Saturday 22 March 2014

Gloriette in the garden of the Schönbrunn Palace, Vienna, Austria

A gloriette is a building in a garden erected on a site that is higher in elevation than its surroundings.  The most famous of gloriettes is the Gloriette is in the garden of the Schönbrunn Palace located in Vienna, Austria.

Built in 1775 as the last building constructed in the garden, this Gloriette serves as both a focal point and a lookout point for the garden.  It was used as a dining hall and festival hall as well as a breakfast room for emperor Franz Joseph I. Nowadays, the dining hall has a café in it, and on the roof, an observation platform overlooks Vienna. The Gloriette was destroyed in the Second World War, but had already been restored by 1947, and was restored again in 1995.

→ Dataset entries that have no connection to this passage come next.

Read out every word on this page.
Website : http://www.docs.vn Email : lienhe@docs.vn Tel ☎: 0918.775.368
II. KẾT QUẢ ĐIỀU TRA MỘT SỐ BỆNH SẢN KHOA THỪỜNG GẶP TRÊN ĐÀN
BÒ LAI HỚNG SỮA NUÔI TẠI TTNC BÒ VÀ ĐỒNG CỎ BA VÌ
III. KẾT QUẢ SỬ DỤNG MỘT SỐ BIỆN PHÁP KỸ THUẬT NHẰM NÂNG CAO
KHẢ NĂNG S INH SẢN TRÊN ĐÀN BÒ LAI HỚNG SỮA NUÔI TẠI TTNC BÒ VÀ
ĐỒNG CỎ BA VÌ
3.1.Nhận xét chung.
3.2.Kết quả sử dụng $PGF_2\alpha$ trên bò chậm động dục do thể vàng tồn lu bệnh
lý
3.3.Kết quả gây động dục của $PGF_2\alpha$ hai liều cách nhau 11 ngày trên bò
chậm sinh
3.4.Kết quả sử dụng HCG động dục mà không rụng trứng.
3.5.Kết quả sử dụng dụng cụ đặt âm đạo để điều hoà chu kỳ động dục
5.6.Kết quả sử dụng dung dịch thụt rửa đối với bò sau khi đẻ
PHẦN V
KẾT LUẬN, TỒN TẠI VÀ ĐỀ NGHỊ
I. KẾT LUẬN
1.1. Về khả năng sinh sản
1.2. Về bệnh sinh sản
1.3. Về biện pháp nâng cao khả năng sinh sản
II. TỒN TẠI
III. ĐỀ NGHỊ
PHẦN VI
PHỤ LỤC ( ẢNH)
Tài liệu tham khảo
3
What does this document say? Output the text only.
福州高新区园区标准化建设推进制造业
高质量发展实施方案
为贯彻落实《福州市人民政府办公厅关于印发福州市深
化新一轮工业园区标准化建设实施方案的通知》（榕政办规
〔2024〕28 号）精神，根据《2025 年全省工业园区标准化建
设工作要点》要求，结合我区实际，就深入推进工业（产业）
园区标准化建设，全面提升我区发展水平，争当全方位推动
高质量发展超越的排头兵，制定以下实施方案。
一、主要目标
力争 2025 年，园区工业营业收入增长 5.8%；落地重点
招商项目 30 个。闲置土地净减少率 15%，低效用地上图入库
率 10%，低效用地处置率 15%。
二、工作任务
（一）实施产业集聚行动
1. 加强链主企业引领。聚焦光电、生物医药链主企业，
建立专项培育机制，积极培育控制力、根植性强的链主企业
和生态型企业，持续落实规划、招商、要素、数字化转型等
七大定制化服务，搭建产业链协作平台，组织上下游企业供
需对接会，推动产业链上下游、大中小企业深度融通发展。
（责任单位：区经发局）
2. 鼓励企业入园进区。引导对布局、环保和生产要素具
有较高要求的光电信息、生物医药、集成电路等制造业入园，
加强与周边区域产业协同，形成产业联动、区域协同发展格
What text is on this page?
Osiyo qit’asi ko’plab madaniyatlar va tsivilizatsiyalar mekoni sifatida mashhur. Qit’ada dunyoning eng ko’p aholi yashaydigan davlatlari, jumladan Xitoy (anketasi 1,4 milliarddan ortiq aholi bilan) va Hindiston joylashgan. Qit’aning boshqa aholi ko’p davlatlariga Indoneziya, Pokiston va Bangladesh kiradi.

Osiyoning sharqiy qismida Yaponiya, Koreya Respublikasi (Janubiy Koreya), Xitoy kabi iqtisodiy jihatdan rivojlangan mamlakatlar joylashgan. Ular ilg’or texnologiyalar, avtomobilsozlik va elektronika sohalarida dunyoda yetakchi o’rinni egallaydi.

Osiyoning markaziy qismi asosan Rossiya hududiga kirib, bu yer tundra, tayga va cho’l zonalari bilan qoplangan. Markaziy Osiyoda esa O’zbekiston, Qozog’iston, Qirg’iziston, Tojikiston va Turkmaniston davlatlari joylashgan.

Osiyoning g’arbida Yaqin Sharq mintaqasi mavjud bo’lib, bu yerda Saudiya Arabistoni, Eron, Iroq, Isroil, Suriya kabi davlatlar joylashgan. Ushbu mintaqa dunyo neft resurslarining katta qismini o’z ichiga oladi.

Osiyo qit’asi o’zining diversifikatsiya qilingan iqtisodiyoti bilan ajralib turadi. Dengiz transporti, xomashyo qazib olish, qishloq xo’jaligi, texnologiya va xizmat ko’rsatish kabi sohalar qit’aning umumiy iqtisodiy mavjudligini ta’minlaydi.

The Gloriette is dedicated as a Monument to Just War, that which leads to peace. The front face bears the following inscription:
IOSEPHO II. AVGVSTO ET MARIA THERESIA AVGVSTA IMPERANTIB. ERECT. CIƆIƆCCLXXV. ("Erected under the reign of Emperor Joseph II and Empress Maria Theresa, 1775.") The way of writing of the year uses a Latinization of the Greek letter Φ (phi) for 1000.
 
Short notes on the main palace:
Schönbrunn Palace (Schloss Schönbrunn) is a former imperial 1,441-room Rococo summer residence in Vienna, Austria.  At the end of the 17th century Emperor Leopold I commissioned the gifted Baroque architect Bernhard Fischer von Erlach to built a palatial hunting lodge for the heir to the throne. On the site of the old imperial château de plaisance a splendid edifice was to arise. Half a century later under Maria Theresa, Schönbrunn Palace was to become the magnificent focus of court life. From that time onwards it played host to the leading statesmen of Europe.
This postcard came from Carmen (19 March 2014) Direct Swap Postcrossing.